Surveys like all other data collection have its advantages and disadvantages. The major noticeable advantages of surveys are time saver as surveys allow to collect a large amount of data in short time, they are less expensive than most of the other type of data collection and they allowed to collect data on wide range of things however surveys are not perfect they also have disadvantages for example accuracy, the response given may not reflect the reality therefore not accurate, and there is no way to know if the participants are reliable.
In the next two sections we will have a closer look on how surveys can use qualitative data (e.g. ask open-ended questions) or quantitative data (e.g. use forced-choice questions) measures however the type of survey to be carried out depends on the target population and the subject under investigation.
Researchers must be precise about their questionnaires as the quality of the data from quantitative research is directly dependent on that. The objectives of quantitative data are to quantify data and generalize results from a sample to the population of interest and also to measure the incidence of various views and opinions in a chosen sample.
The advantages of qualitative data, its methods usually provide quantifiable, reliable data and generalisable to the larger number of population of interest. They can also be represented visually in tables, graphs, charts or histograms.
However there are some weaknesses as well among other things closed question which can be answered with “yes or no”, a single word or a short phrase.
The quantitative data research can be used to determine the scale of satisfied customers for example by disturbing a questionnaire sample to customers (questionnaires are usually easy and quick to answer) and analyse the answers and scale them with 4 or 5 point scales from Very Satisfied, Satisfied, (Neither), Dissatisfied, Very Dissatisfied of course there is more behind that to really determine the satisfaction of customers.
Usually after a quantitative data research searchers often use qualitative research to explore further the findings from quantitative data which are “yes or no” or just a word.
Are you happy with your current ASDA local store?

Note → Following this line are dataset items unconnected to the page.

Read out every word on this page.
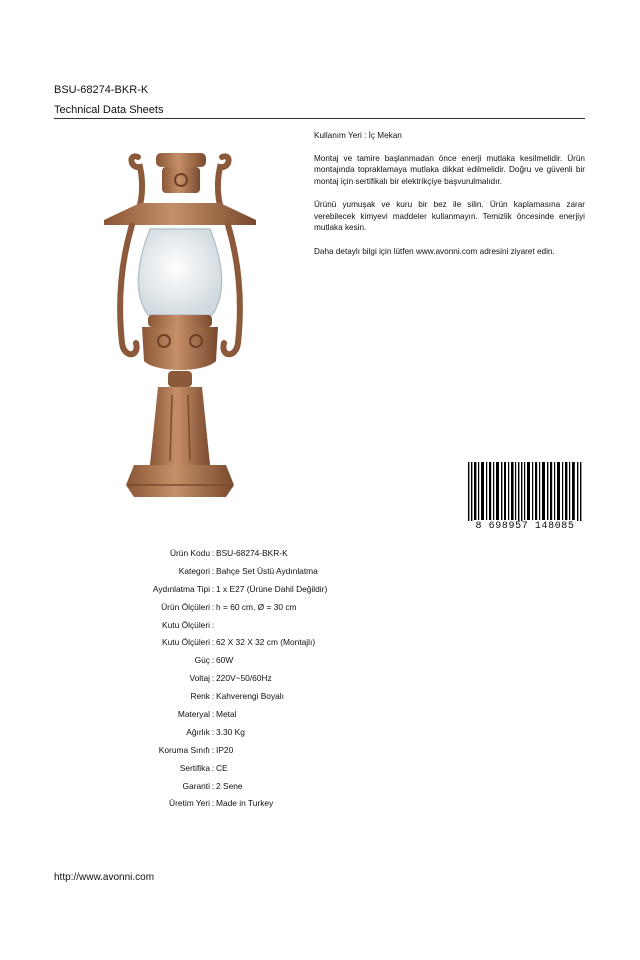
BSU-68274-BKR-K
Technical Data Sheets

Kullanım Yeri : İç Mekan

Montaj ve tamire başlanmadan önce enerji mutlaka kesilmelidir. Ürün montajında topraklamaya mutlaka dikkat edilmelidir. Doğru ve güvenli bir montaj için sertifikalı bir elektrikçiye başvurulmalıdır.

Ürünü yumuşak ve kuru bir bez ile silin. Ürün kaplamasına zarar verebilecek kimyevi maddeler kullanmayın. Temizlik öncesinde enerjiyi mutlaka kesin.

Daha detaylı bilgi için lütfen www.avonni.com adresini ziyaret edin.

8 698957 148085
Ürün Kodu : BSU-68274-BKR-K
Kategori : Bahçe Set Üstü Aydınlatma
Aydınlatma Tipi : 1 x E27 (Ürüne Dahil Değildir)
Ürün Ölçüleri : h = 60 cm, Ø = 30 cm
Kutu Ölçüleri :
Kutu Ölçüleri : 62 X 32 X 32 cm (Montajlı)
Güç : 60W
Voltaj : 220V~50/60Hz
Renk : Kahverengi Boyalı
Materyal : Metal
Ağırlık : 3.30 Kg
Koruma Sınıfı : IP20
Sertifika : CE
Garanti : 2 Sene
Üretim Yeri : Made in Turkey
http://www.avonni.com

Interviewers questions are generally vague, they ask the participants open-ended questions which request thinking and reflection thus they are able to express themselves and with their own words and idea, give their opinions, their feelings and perceptions on a particularly topic which might be sensible accordingly their answers as well. For that reason interviewers must be cautious about the ethical and confidentiality issues because open-ended questions involve personal and honest responses. The interviewers must keep the participants’ identity confidential and protected.
Qualitative data can be gained questioning customers, citizens or students (look questions below), or by immersion in a culture (ethnography) in this case the interviewers will probably have to deal with the ethical issues. In quantitative data, the interviewers/ researchers become the instrument of data collection that may have consequences and vary the results depending on who is conducting the research, as consequence the result may be considered as invalid therefore to valid as accurate, the interviewers or researchers must then compare his findings information with similar information from other surveys.
What did you fail on your course?
How do you keep focused on your course?
What are the good things and the less good things about your course?